Oh, sorry to hear that. I didn’t capture the panic screen, though. In the first line it said something about an “NMI” exception and an error code 0x0, I think. I was just trying it out, booting to desktop, nothing installed yet, and it’s a very old machine with a very limited CPU (I’ve put the old one back in, so it’s 1.4 GHz, 1 MB cache). Perhaps that explains it?
And I just tried to replicate the error like a good scientist by firing up the machine again and calling up Workspaces - and this time, of course, the applet works fine, I’m switching around among 4 workspaces without a problem right now. (A few days ago, btw, I tried Beta1 64-bit on a ThinkPad T60, a mighty beast in comparison with the poor old Dell, and it would let me use just one workspace - every time I clicked on one of the others, the screen went completely black and the system became unresponsive like I had pushed it over the rim of the world or something.)

If I need a bootable msdos disk I normally use ms-sys to write the msdos boot sector from linux, and then copy io.sys, command.com and msdos.sys onto the drive. http://ms-sys.sourceforge.net/

Also, your second problem with workspaces (with black screen) sounds like you have invalid video modes configured on the other workspaces (somehow). I think you can fix that from the screen preflet by setting a valid mode for all workspaces (though it probably indicates a bug in a video driver).

Thank you! So there might be a way to create my BIOS update stick in Ubuntu, after all. Makes it easier. Thanks for the advice re. workspace black screens, too! I’d have thought video mode would be the same for all of them? I don’t use the T60 for Haiku anymore, though, it just wouldn’t get an ethernet connection (showing “configuring” forever), and I had bought it to install TempleOS anyway.

The default should give the same mode for all of them, but I have had that same problem before and that was the work around, so I guess in some circumstances it doesn’t work.

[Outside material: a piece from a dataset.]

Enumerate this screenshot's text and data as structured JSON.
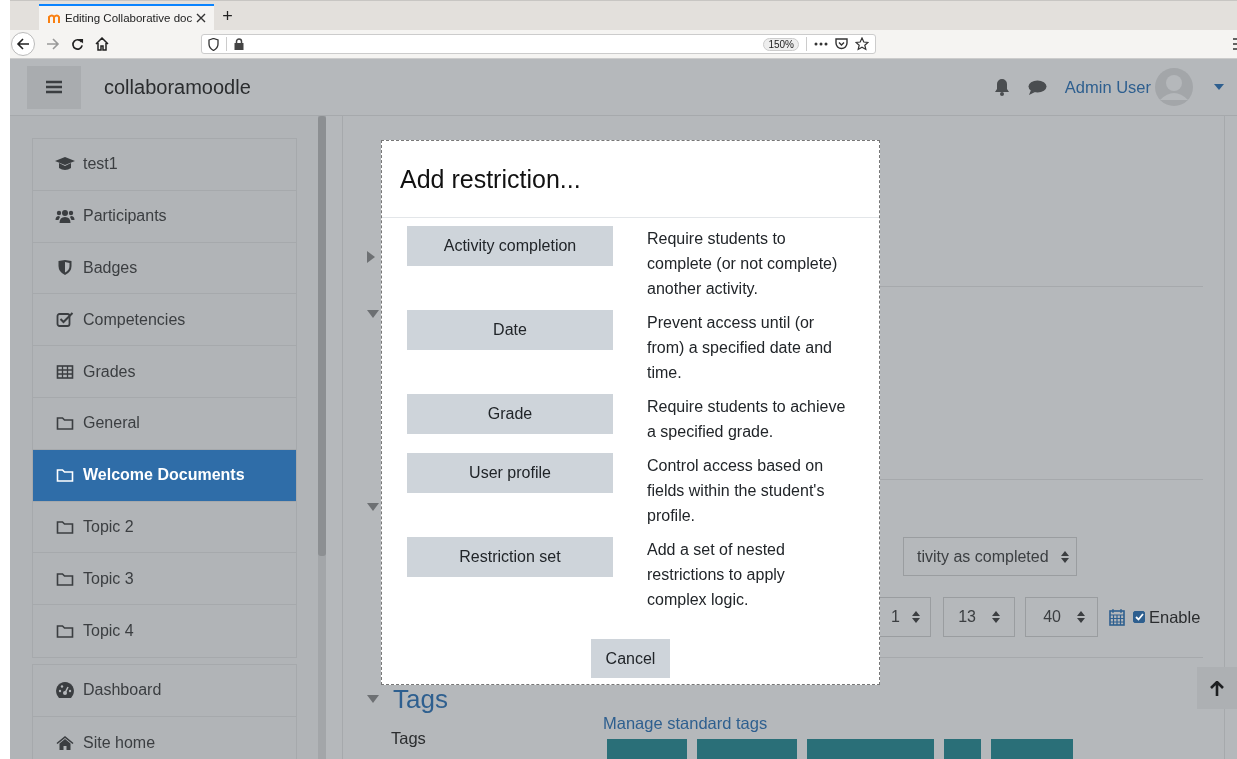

Another tip is that I’ve sometimes found old machines dont like it if you use FAT32 with LBA for the partition ID.

I would like more testing about this. I fixed some problems with the workspaces setting file and the intel driver that could lead to this situation when updating an existing install, but not a fresh install. If it reproduces easily, it may be worth a mention in the release notes, and if you find a way to reproduce it, saving a copy of the workspace files and syslog before/after, etc would be great, as the existing ticket didn’t really come to a fix.

I don’t remember what hardware I found it on, or if it was a new or old install. It was also a long time ago. I will search some old logs and try out the beta build to see if I can reproduce it.

I just checked trac… I reported this issue back in 2014 [1]. My x230 is out of service at present, is it possible someone else could test it on an x230?

Edit: BTW, it seems trac lost my email address, so I was not getting notified about changes to my tickets. Otherwise I would have tested this when requested. My no reply was apparently why the bug was closed… Anyway I have put my email address back in.